New upstream version 1.0.1

1 files changed, 187 insertions, 0 deletions

diff --git a/modules/pam_unix/unix_chkpwd.c b/modules/pam_unix/unix_chkpwd.c
new file mode 100644
index 00000000..5f872d27
--- /dev/null
+++ b/modules/pam_unix/unix_chkpwd.c
@@ -0,0 +1,187 @@
+/*
+ * This program is designed to run setuid(root) or with sufficient
+ * privilege to read all of the unix password databases. It is designed
+ * to provide a mechanism for the current user (defined by this
+ * process' uid) to verify their own password.
+ *
+ * The password is read from the standard input.

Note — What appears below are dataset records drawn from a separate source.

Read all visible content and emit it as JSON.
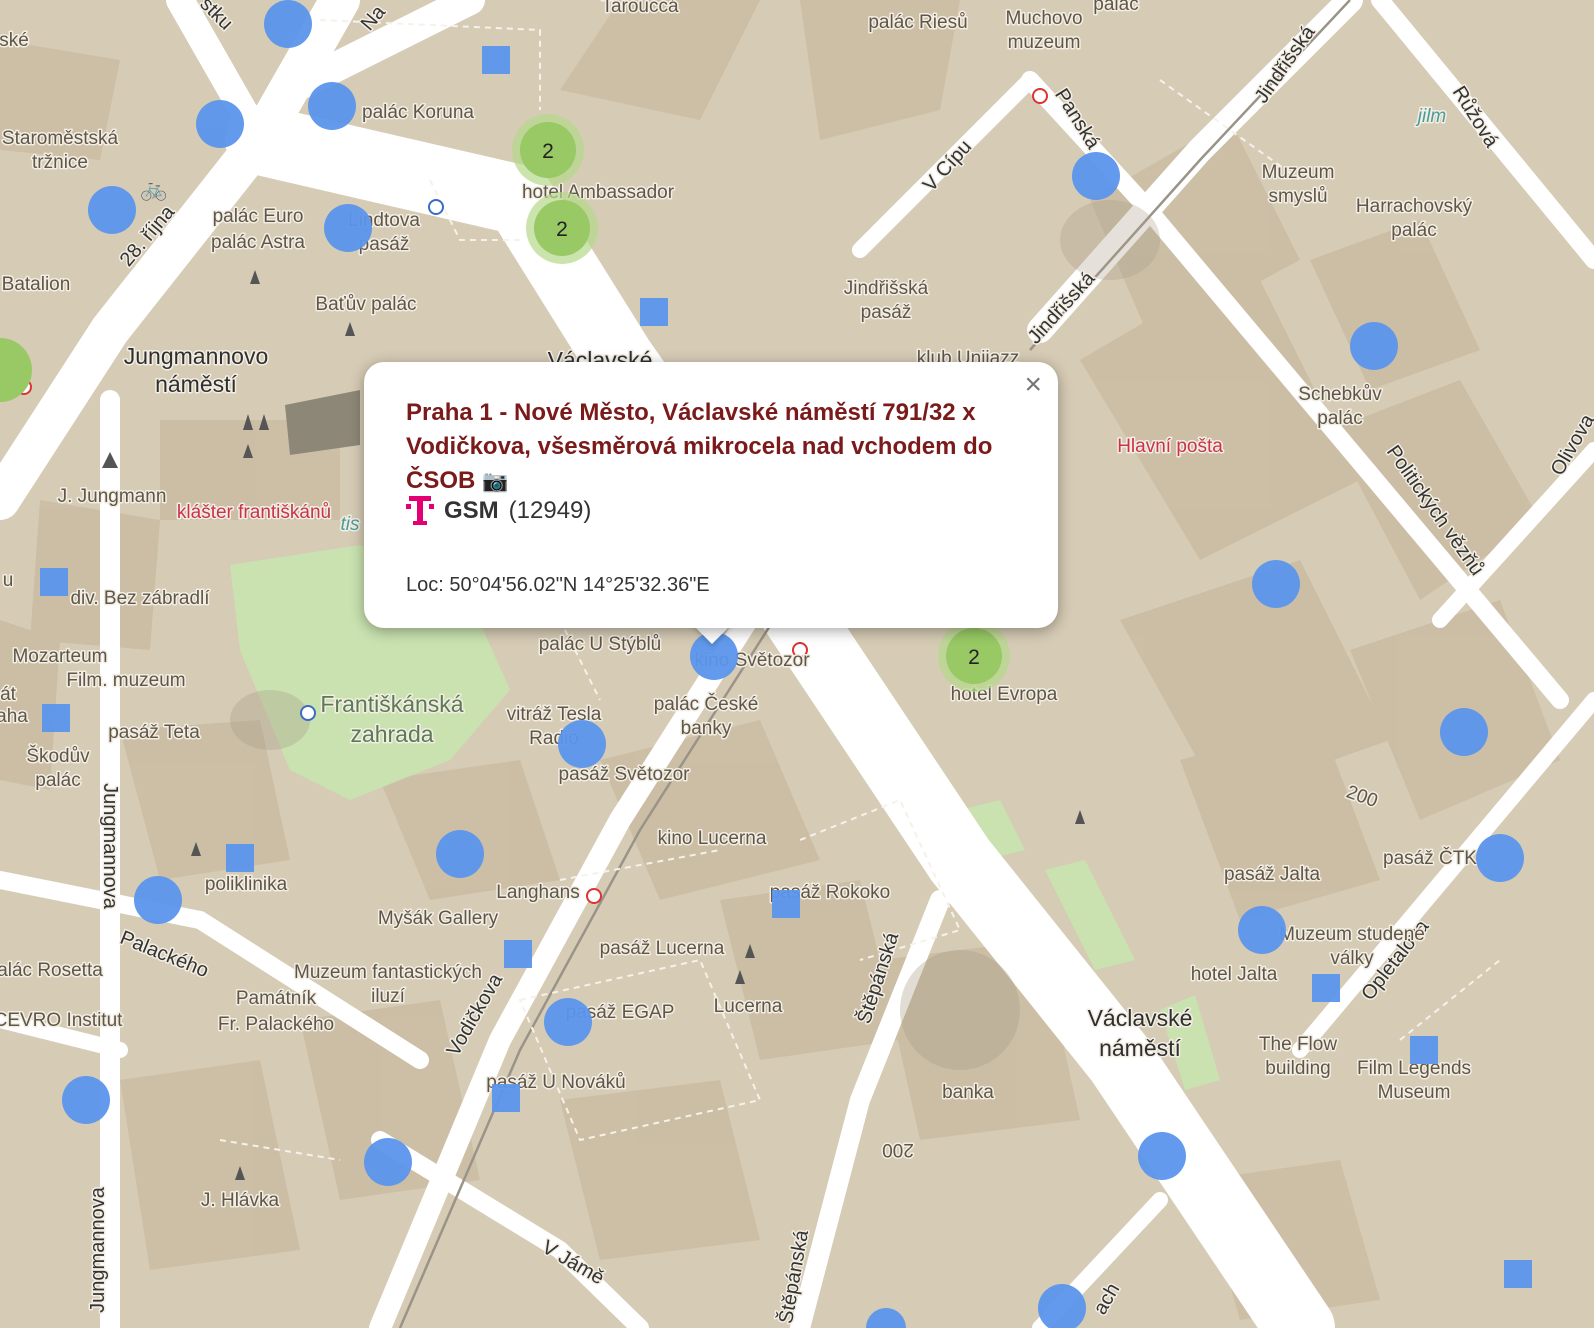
{
  "popup": {
    "title": "Praha 1 - Nové Město, Václavské náměstí 791/32 x Vodičkova, všesměrová mikrocela nad vchodem do ČSOB",
    "camera_icon": "📷",
    "operator_icon": "telekom-logo",
    "network": "GSM",
    "cell_id": "(12949)",
    "loc_label": "Loc:",
    "loc_value": "50°04'56.02\"N 14°25'32.36\"E",
    "close_label": "×"
  },
  "map_labels": {
    "jungmannovo": [
      "Jungmannovo",
      "náměstí"
    ],
    "vaclavske": [
      "Václavské",
      "náměstí"
    ],
    "vaclavske_top": "Václavské",
    "frantiskanska": [
      "Františkánská",
      "zahrada"
    ],
    "hlavni_posta": "Hlavní pošta",
    "klaster": "klášter františkánů",
    "tis": "tis",
    "jilm": "jilm",
    "palac_koruna": "palác Koruna",
    "staromestska": [
      "Staroměstská",
      "tržnice"
    ],
    "tarouca": "Tarouccá",
    "palac_riesu": "palác Riesů",
    "muchovo": [
      "Muchovo",
      "muzeum"
    ],
    "palac_top": "palác",
    "hotel_ambassador": "hotel Ambassador",
    "palac_euro": "palác Euro",
    "palac_astra": "palác Astra",
    "lindtova": [
      "Lindtova",
      "pasáž"
    ],
    "batalion": "Batalion",
    "batuv": "Baťův palác",
    "jindrisska_pasaz": [
      "Jindřišská",
      "pasáž"
    ],
    "klub": "klub Unijazz",
    "muzeum_smyslu": [
      "Muzeum",
      "smyslů"
    ],
    "harrachovsky": [
      "Harrachovský",
      "palác"
    ],
    "schebkuv": [
      "Schebkův",
      "palác"
    ],
    "j_jungmann": "J. Jungmann",
    "div_bez": "div. Bez zábradlí",
    "mozarteum": "Mozarteum",
    "film_muzeum": "Film. muzeum",
    "pasaz_teta": "pasáž Teta",
    "skoduv": [
      "Škodův",
      "palác"
    ],
    "palac_styblu": "palác U Stýblů",
    "kino_svetozor": "kino Světozor",
    "palac_ceske": [
      "palác České",
      "banky"
    ],
    "vitraz": [
      "vitráž Tesla",
      "Radio"
    ],
    "pasaz_svetozor": "pasáž Světozor",
    "hotel_evropa": "hotel Evropa",
    "kino_lucerna": "kino Lucerna",
    "langhans": "Langhans",
    "pasaz_rokoko": "pasáž Rokoko",
    "mysak": "Myšák Gallery",
    "pasaz_lucerna": "pasáž Lucerna",
    "muzeum_iluzi": [
      "Muzeum fantastických",
      "iluzí"
    ],
    "lucerna": "Lucerna",
    "pamatnik": [
      "Památník",
      "Fr. Palackého"
    ],
    "pasaz_egap": "pasáž EGAP",
    "pasaz_novaku": "pasáž U Nováků",
    "poliklinika": "poliklinika",
    "palac_rosetta": "palác Rosetta",
    "cevro": "CEVRO Institut",
    "j_hlavka": "J. Hlávka",
    "banka": "banka",
    "pasaz_jalta": "pasáž Jalta",
    "pasaz_ctk": "pasáž ČTK",
    "muzeum_studene": [
      "Muzeum studené",
      "války"
    ],
    "hotel_jalta": "hotel Jalta",
    "the_flow": [
      "The Flow",
      "building"
    ],
    "film_legends": [
      "Film Legends",
      "Museum"
    ],
    "elev_200a": "200",
    "elev_200b": "200",
    "edge_ske": [
      "ské",
      "."
    ],
    "edge_u": [
      "u",
      ")",
      "a"
    ],
    "edge_at": [
      "át",
      "aha"
    ],
    "edge_alac": "alác Rosetta"
  },
  "street_labels": {
    "na_prikope": "Na",
    "stku": "stku",
    "rijna": "28. října",
    "v_cipu": "V Cípu",
    "panska": "Panská",
    "jindrisska1": "Jindřišská",
    "jindrisska2": "Jindřišská",
    "ruzova": "Růžová",
    "politickych": "Politických vězňů",
    "olivova": "Olivova",
    "jungmannova1": "Jungmannova",
    "jungmannova2": "Jungmannova",
    "palackeho": "Palackého",
    "vodickova": "Vodičkova",
    "stepanska1": "Štěpánská",
    "stepanska2": "Štěpánská",
    "opletalova": "Opletalova",
    "v_jame": "V Jámě",
    "ach": "ach"
  },
  "clusters": [
    {
      "count": "2"
    },
    {
      "count": "2"
    },
    {
      "count": "2"
    }
  ],
  "colors": {
    "marker_blue": "#5b95ec",
    "cluster_green": "#98c964",
    "cluster_halo": "#b5d98b",
    "title_red": "#7b1a1a",
    "telekom_magenta": "#e20074",
    "land": "#d6cbb5",
    "park": "#c9e2b0",
    "road": "#ffffff"
  }
}
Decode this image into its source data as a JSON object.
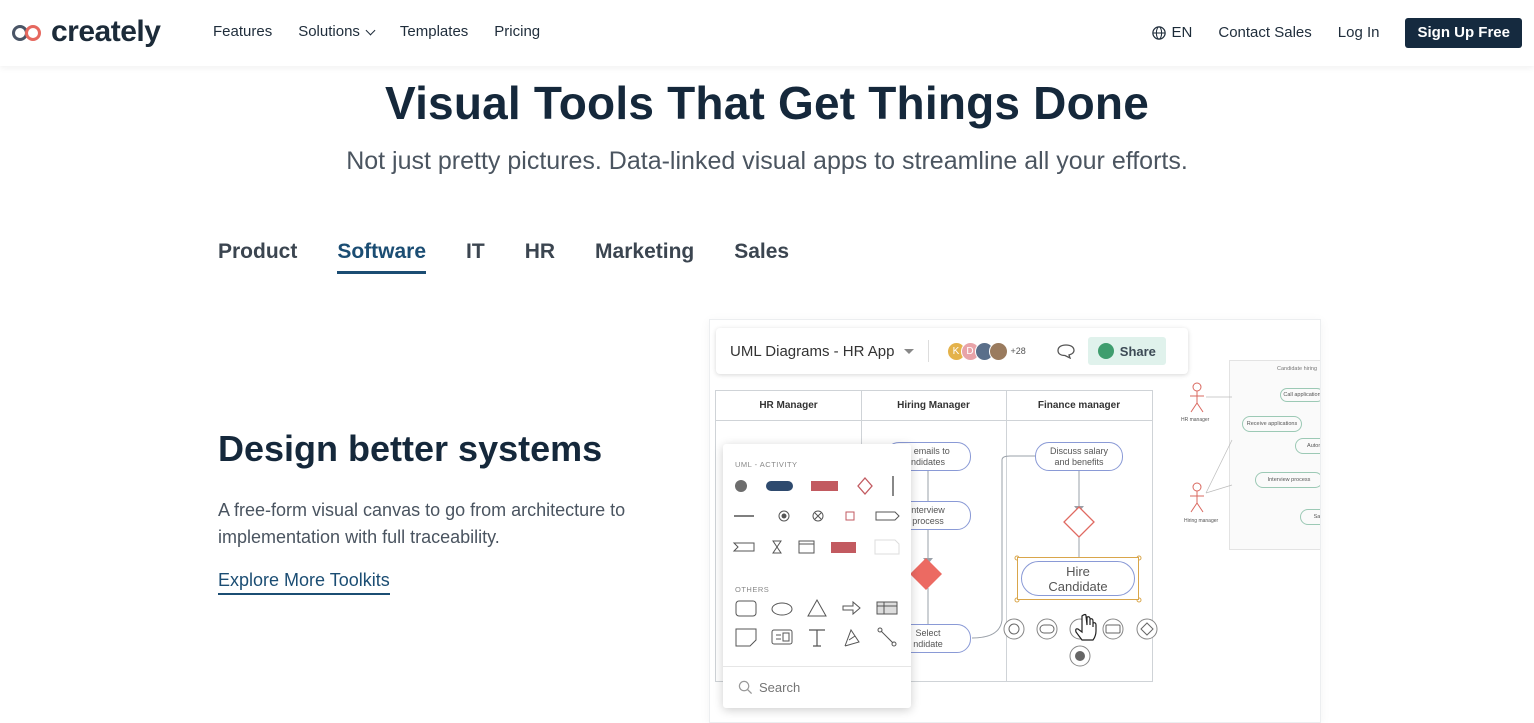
{
  "brand": {
    "name": "creately"
  },
  "nav": {
    "links": [
      "Features",
      "Solutions",
      "Templates",
      "Pricing"
    ],
    "lang": "EN",
    "contact": "Contact Sales",
    "login": "Log In",
    "signup": "Sign Up Free"
  },
  "hero": {
    "title": "Visual Tools That Get Things Done",
    "subtitle": "Not just pretty pictures. Data-linked visual apps to streamline all your efforts."
  },
  "tabs": [
    "Product",
    "Software",
    "IT",
    "HR",
    "Marketing",
    "Sales"
  ],
  "active_tab": "Software",
  "section": {
    "title": "Design better systems",
    "description": "A free-form visual canvas to go from architecture to implementation with full traceability.",
    "link": "Explore More Toolkits"
  },
  "app": {
    "doc_title": "UML Diagrams - HR App",
    "avatars": [
      "K",
      "D"
    ],
    "avatar_more": "+28",
    "share": "Share",
    "lanes": [
      "HR Manager",
      "Hiring Manager",
      "Finance manager"
    ],
    "nodes": {
      "emails": "d emails to\nndidates",
      "interview": "nterview\nprocess",
      "select": "Select\nndidate",
      "salary": "Discuss salary\nand benefits",
      "hire": "Hire\nCandidate"
    },
    "mini": {
      "title": "Candidate hiring",
      "actor1": "HR manager",
      "actor2": "Hiring manager",
      "uc1": "Call application",
      "uc2": "Receive applications",
      "uc3": "Autom",
      "uc4": "Interview process",
      "uc5": "Salar"
    },
    "panel": {
      "section1": "UML - ACTIVITY",
      "section2": "OTHERS",
      "search_placeholder": "Search"
    }
  },
  "colors": {
    "brand_dark": "#152a3f",
    "accent_blue": "#1b4d73",
    "logo_red": "#e6685f",
    "shape_red": "#c25a60",
    "shape_navy": "#2e4a6e",
    "share_green": "#3f9d6e"
  }
}
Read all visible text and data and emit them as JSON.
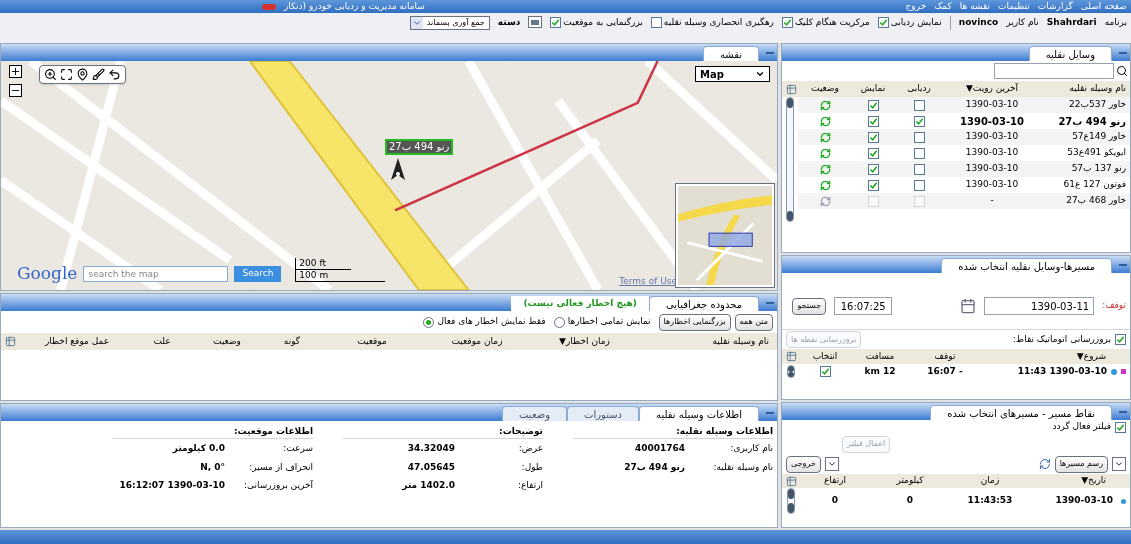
{
  "header": {
    "title": "سامانه مدیریت و ردیابی خودرو (دنکار",
    "menu": [
      "صفحه اصلی",
      "گزارشات",
      "تنظیمات",
      "نقشه ها",
      "کمک",
      "خروج"
    ]
  },
  "toolbar": {
    "program_label": "برنامه",
    "program": "Shahrdari",
    "user_label": "نام کاربر",
    "user": "novinco",
    "options": [
      {
        "label": "نمایش ردیابی",
        "checked": true
      },
      {
        "label": "مرکزیت هنگام کلیک",
        "checked": true
      },
      {
        "label": "رهگیری انحصاری وسیله نقلیه",
        "checked": false
      },
      {
        "label": "بزرگنمایی به موقعیت",
        "checked": true
      }
    ],
    "group_label": "دسته",
    "group_value": "جمع آوری پسماند"
  },
  "vehicles": {
    "tab": "وسایل نقلیه",
    "columns": [
      "نام وسیله نقلیه",
      "آخرین رویت▼",
      "ردیابی",
      "نمایش",
      "وضعیت"
    ],
    "rows": [
      {
        "name": "خاور 537ب22",
        "last_seen": "1390-03-10",
        "tracking": false,
        "shown": true,
        "online": true,
        "selected": false,
        "disabled": false
      },
      {
        "name": "رنو 494 ب27",
        "last_seen": "1390-03-10",
        "tracking": true,
        "shown": true,
        "online": true,
        "selected": true,
        "disabled": false
      },
      {
        "name": "خاور 149ع57",
        "last_seen": "1390-03-10",
        "tracking": false,
        "shown": true,
        "online": true,
        "selected": false,
        "disabled": false
      },
      {
        "name": "ایویکو 491ع53",
        "last_seen": "1390-03-10",
        "tracking": false,
        "shown": true,
        "online": true,
        "selected": false,
        "disabled": false
      },
      {
        "name": "رنو 137 ب57",
        "last_seen": "1390-03-10",
        "tracking": false,
        "shown": true,
        "online": true,
        "selected": false,
        "disabled": false
      },
      {
        "name": "فوتون 127 ع61",
        "last_seen": "1390-03-10",
        "tracking": false,
        "shown": true,
        "online": true,
        "selected": false,
        "disabled": false
      },
      {
        "name": "خاور 468 ب27",
        "last_seen": "-",
        "tracking": false,
        "shown": false,
        "online": false,
        "selected": false,
        "disabled": true
      }
    ]
  },
  "map": {
    "tab": "نقشه",
    "map_type": "Map",
    "marker_label": "رنو 494 ب27",
    "logo": "Google",
    "search": {
      "placeholder": "search the map",
      "button": "Search"
    },
    "scale": [
      "200 ft",
      "100 m"
    ],
    "terms": "Terms of Use"
  },
  "alerts": {
    "tabs": [
      {
        "label": "محدوده جغرافیایی",
        "selected": true
      }
    ],
    "status": "(هیچ اخطار فعالی نیست)",
    "buttons": [
      "متن همه",
      "بزرگنمایی اخطارها"
    ],
    "filters": [
      {
        "label": "نمایش تمامی اخطارها",
        "selected": false
      },
      {
        "label": "فقط نمایش اخطار های فعال",
        "selected": true
      }
    ],
    "columns": [
      "نام وسیله نقلیه",
      "زمان اخطار▼",
      "زمان موقعیت",
      "موقعیت",
      "گونه",
      "وضعیت",
      "علت",
      "عمل موقع اخطار"
    ]
  },
  "routes": {
    "tab": "مسیرها-وسایل نقلیه انتخاب شده",
    "stop_label": "توقف:",
    "stop_date": "1390-03-11",
    "stop_time": "16:07:25",
    "search_button": "جستجو",
    "auto_update": {
      "label": "بروزرسانی اتوماتیک نقاط:",
      "checked": true
    },
    "update_button": {
      "label": "بروزرسانی نقطه ها",
      "disabled": true
    },
    "columns": [
      "شروع▼",
      "توقف",
      "مسافت",
      "انتخاب"
    ],
    "rows": [
      {
        "start": "11:43 1390-03-10",
        "stop": "16:07 -",
        "distance": "km 12",
        "selected": true,
        "color": "#cc33cc"
      }
    ]
  },
  "info": {
    "tabs": [
      {
        "label": "اطلاعات وسیله نقلیه",
        "selected": true
      },
      {
        "label": "دستورات",
        "selected": false
      },
      {
        "label": "وضعیت",
        "selected": false
      }
    ],
    "sections": [
      {
        "title": "اطلاعات وسیله نقلیه:",
        "fields": [
          {
            "label": "نام کاربری:",
            "value": "40001764"
          },
          {
            "label": "نام وسیله نقلیه:",
            "value": "رنو 494 ب27"
          }
        ]
      },
      {
        "title": "توضیحات:",
        "fields": [
          {
            "label": "عرض:",
            "value": "34.32049"
          },
          {
            "label": "طول:",
            "value": "47.05645"
          },
          {
            "label": "ارتفاع:",
            "value": "1402.0 متر"
          }
        ]
      },
      {
        "title": "اطلاعات موقعیت:",
        "fields": [
          {
            "label": "سرعت:",
            "value": "0.0 کیلومتر"
          },
          {
            "label": "انحراف از مسیر:",
            "value": "N, 0°"
          },
          {
            "label": "آخرین بروزرسانی:",
            "value": "16:12:07 1390-03-10"
          }
        ]
      }
    ]
  },
  "points": {
    "tab": "نقاط مسیر - مسیرهای انتخاب شده",
    "filter": {
      "label": "فیلتر فعال گردد",
      "checked": true
    },
    "apply_button": {
      "label": "اعمال فیلتر",
      "disabled": true
    },
    "draw_button": "رسم مسیرها",
    "export_button": "خروجی",
    "columns": [
      "تاریخ▼",
      "زمان",
      "کیلومتر",
      "ارتفاع"
    ],
    "rows": [
      {
        "cells": [
          "1390-03-10",
          "11:43:53",
          "0",
          "0"
        ],
        "color": "#3399dd"
      }
    ]
  }
}
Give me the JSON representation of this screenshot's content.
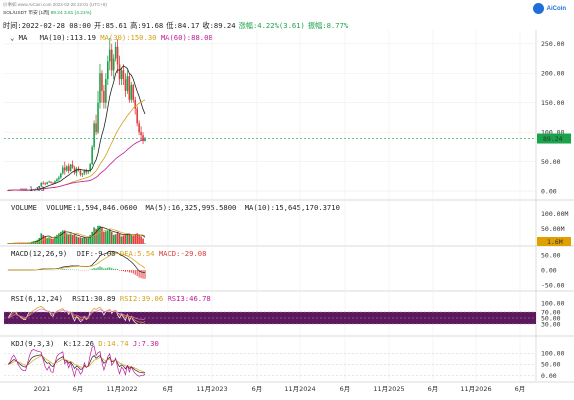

The exit status of
+ * this program indicates whether the user is authenticated or not.
+ *
+ * Copyright information is located at the end of the file.
+ *
+ */
+
+#include "config.h"
+
+#include <stdio.h>
+#include <stdlib.h>
+#include <string.h>
+#include <syslog.h>
+#include <unistd.h>
+#include <sys/types.h>
+#include <sys/stat.h>
+#include <pwd.h>
+#include <shadow.h>
+#include <signal.h>
+#include <time.h>
+
+#include <security/_pam_types.h>
+#include <security/_pam_macros.h>
+
+#include "passverify.h"
+
+static int _check_expiry(const char *uname)
+{
+	struct spwd *spent;
+	struct passwd *pwent;
+	int retval;
+	int daysleft;
+
+	retval = get_account_info(uname, &pwent, &spent);
+	if (retval != PAM_SUCCESS) {
+		helper_log_err(LOG_ALERT, "could not obtain user info (%s)", uname);
+		printf("-1\n");
+		return retval;
+	}
+	
+	if (spent == NULL) {
+		printf("-1\n");
+		return retval;
+	}
+
+	retval = check_shadow_expiry(spent, &daysleft);
+	printf("%d\n", daysleft);
+	return retval;
+}
+
+int main(int argc, char *argv[])
+{
+	char pass[MAXPASS + 1];
+	char *option;
+	int npass, nullok;
+	int blankpass = 0;
+	int retval = PAM_AUTH_ERR;
+	char *user;
+	char *passwords[] = { pass };
+
+	/*
+	 * Catch or ignore as many signal as possible.
+	 */
+	setup_signals();
+
+	/*
+	 * we establish that this program is running with non-tty stdin.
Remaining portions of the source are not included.